Le «paysage québécois» fait référence à tout ce qui fait partie de l'histoire de la province en images, explique-t-il. M. Levasseur présente ainsi des objets qui décorent nos parterres, des chemins de croix, des «boîtes à malle» et des cabanes à oiseaux. Il s'intéresse aussi aux accessoires de nos «chaumières» (courtepointes, jouets, crèches, etc.), ainsi qu'à la sculpture et à la peinture. «Il n'y a pas de redite par rapport à mes deux premiers volumes», assure-t-il.

Ce travailleur social à la retraite qui a célébré ses 74 ans le 22 avril, jour du lancement, convient qu'il «faut être un peu fou» pour accumuler des milliers de sculptures et rester continuellement à l'affût de nouveaux créateurs. 

«Belle relève»

Il constate avec joie qu'il y a une «belle relève au Québec», une transmission de génération en génération et une évolution dans le travail de l'artisan.

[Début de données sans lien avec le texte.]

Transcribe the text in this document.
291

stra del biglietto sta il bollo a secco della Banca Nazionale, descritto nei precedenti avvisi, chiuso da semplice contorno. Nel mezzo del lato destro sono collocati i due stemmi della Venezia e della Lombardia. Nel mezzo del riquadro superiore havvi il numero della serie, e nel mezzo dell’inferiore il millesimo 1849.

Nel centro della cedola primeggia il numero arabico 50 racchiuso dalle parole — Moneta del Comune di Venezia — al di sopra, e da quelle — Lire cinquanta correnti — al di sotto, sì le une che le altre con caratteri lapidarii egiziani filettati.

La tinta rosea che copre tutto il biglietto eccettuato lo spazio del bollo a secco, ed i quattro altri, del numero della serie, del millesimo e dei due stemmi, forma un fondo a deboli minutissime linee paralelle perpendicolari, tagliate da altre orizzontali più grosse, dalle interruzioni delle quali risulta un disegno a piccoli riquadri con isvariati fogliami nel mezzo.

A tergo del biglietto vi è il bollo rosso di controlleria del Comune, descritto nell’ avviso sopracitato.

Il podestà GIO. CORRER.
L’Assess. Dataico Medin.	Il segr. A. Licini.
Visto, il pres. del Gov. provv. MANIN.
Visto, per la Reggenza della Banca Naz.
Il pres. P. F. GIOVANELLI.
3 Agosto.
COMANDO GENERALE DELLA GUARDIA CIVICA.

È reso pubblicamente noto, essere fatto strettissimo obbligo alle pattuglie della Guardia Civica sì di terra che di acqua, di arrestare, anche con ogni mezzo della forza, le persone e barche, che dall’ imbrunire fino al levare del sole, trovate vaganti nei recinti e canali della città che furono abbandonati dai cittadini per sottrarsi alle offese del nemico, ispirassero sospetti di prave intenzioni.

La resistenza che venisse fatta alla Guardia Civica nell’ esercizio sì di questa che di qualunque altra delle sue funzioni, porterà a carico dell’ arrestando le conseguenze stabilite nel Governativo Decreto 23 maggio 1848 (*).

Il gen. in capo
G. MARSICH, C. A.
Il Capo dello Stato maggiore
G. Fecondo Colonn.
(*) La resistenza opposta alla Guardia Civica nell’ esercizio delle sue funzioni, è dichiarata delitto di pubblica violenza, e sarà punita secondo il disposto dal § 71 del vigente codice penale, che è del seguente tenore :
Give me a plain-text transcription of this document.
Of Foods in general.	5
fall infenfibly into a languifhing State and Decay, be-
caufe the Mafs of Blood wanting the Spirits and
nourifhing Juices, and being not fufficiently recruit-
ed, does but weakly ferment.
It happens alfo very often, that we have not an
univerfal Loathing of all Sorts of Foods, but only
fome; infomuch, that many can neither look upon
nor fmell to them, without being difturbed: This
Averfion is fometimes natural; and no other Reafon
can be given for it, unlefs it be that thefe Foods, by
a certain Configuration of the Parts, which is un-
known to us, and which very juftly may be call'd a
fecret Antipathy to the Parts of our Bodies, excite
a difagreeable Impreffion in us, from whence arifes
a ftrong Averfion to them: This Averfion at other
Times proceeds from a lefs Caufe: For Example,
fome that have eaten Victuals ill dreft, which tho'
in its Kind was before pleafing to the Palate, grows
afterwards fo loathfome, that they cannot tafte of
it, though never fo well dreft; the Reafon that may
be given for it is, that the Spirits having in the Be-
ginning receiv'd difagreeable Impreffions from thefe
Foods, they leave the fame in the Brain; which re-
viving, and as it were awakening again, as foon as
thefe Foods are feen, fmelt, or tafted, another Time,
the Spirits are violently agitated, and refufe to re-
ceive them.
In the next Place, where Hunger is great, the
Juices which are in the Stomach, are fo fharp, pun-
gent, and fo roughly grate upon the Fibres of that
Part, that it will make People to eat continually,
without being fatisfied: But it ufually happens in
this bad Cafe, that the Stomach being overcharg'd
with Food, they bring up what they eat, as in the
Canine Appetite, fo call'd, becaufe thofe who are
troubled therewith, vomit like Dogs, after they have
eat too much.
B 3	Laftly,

Dans le passé, les «gosseux» utilisaient les matériaux qu'ils avaient sous la main. Aujourd'hui, observe-t-il, ils ont conscience de l'importance de la récupération dans leur démarche.

Ils cultivent aussi un bel esprit régional. Alain Landry, un gars de la Côte-Nord, utilise des os de lièvre dans ses sculptures. Normand Chevarie, des Îles de la Madeleine, intègre des carcasses de homard à ses créations. «Il faut les encourager», fait valoir Adrien Levasseur.

Seize «gosseux» des quatre coins de la province présenteront plus de 350 de leurs créations au Domaine de Maizerets, à Québec, les 16 et 17 mai, à compter de 10h, à l'occasion d'une expo-vente. Adrien Levassseur sera aussi présent.

***

ADRIEN LEVASSEUR. L'art populaire dans le paysage québécois, Les Éditions GID, 2015.